CoLES: Contrastive Learning for Event Sequences with Self-Supervision
This work addresses the problem of learning representations from user-generated event sequences for financial services and other domains, offering a novel application with substantial impact.
The paper tackled the problem of self-supervised learning for discrete event sequences, proposing CoLES, a method that adapts contrastive learning to this domain, resulting in significant performance improvements on downstream tasks and financial gains measured in hundreds of millions of dollars yearly.
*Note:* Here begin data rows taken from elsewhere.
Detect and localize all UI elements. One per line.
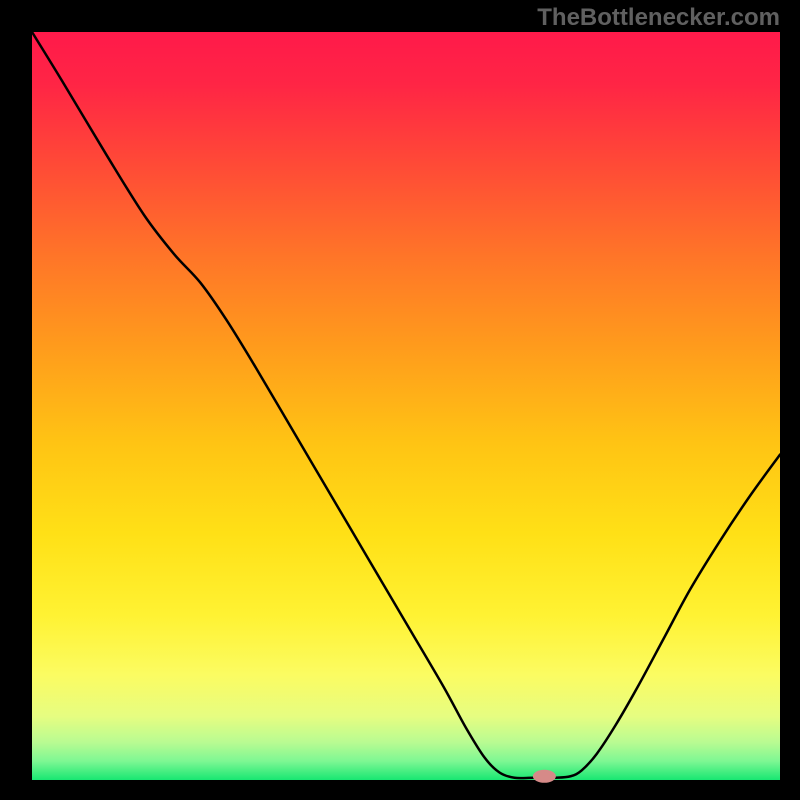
optimal-point-marker [533,770,555,782]
bottleneck-chart [0,0,800,800]
watermark-text: TheBottlenecker.com [537,4,780,32]
plot-background [32,32,780,780]
chart-container: TheBottlenecker.com [0,0,800,800]
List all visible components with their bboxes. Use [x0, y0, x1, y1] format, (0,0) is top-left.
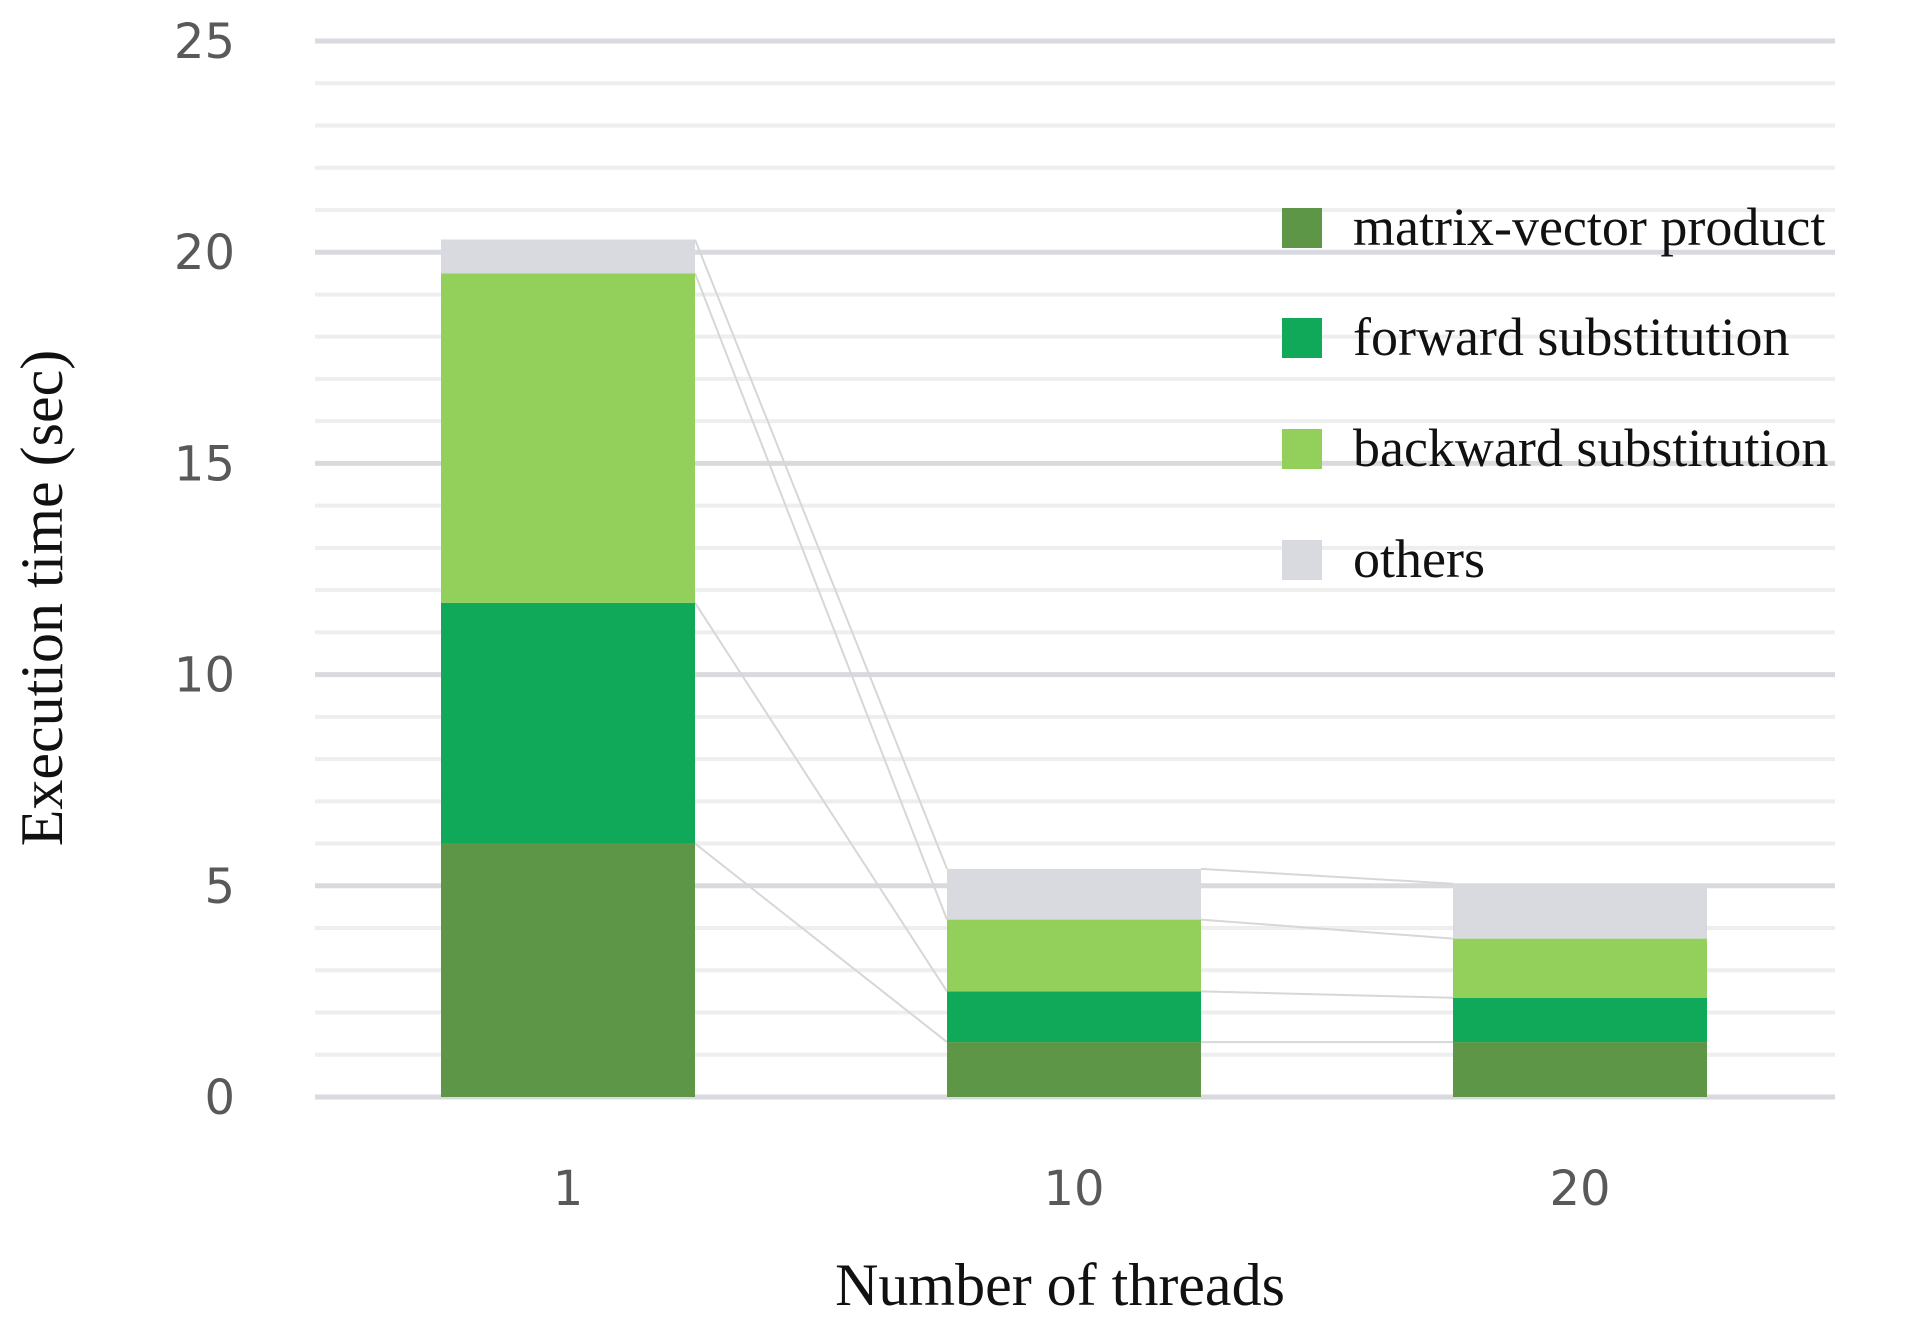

We address the problem of self-supervised learning on discrete event sequences generated by real-world users. Self-supervised learning incorporates complex information from the raw data in low-dimensional fixed-length vector representations that could be easily applied in various downstream machine learning tasks. In this paper, we propose a new method "CoLES", which adapts contrastive learning, previously used for audio and computer vision domains, to the discrete event sequences domain in a self-supervised setting. We deployed CoLES embeddings based on sequences of transactions at the large European financial services company. Usage of CoLES embeddings significantly improves the performance of the pre-existing models on downstream tasks and produces significant financial gains, measured in hundreds of millions of dollars yearly. We also evaluated CoLES on several public event sequences datasets and showed that CoLES representations consistently outperform other methods on different downstream tasks.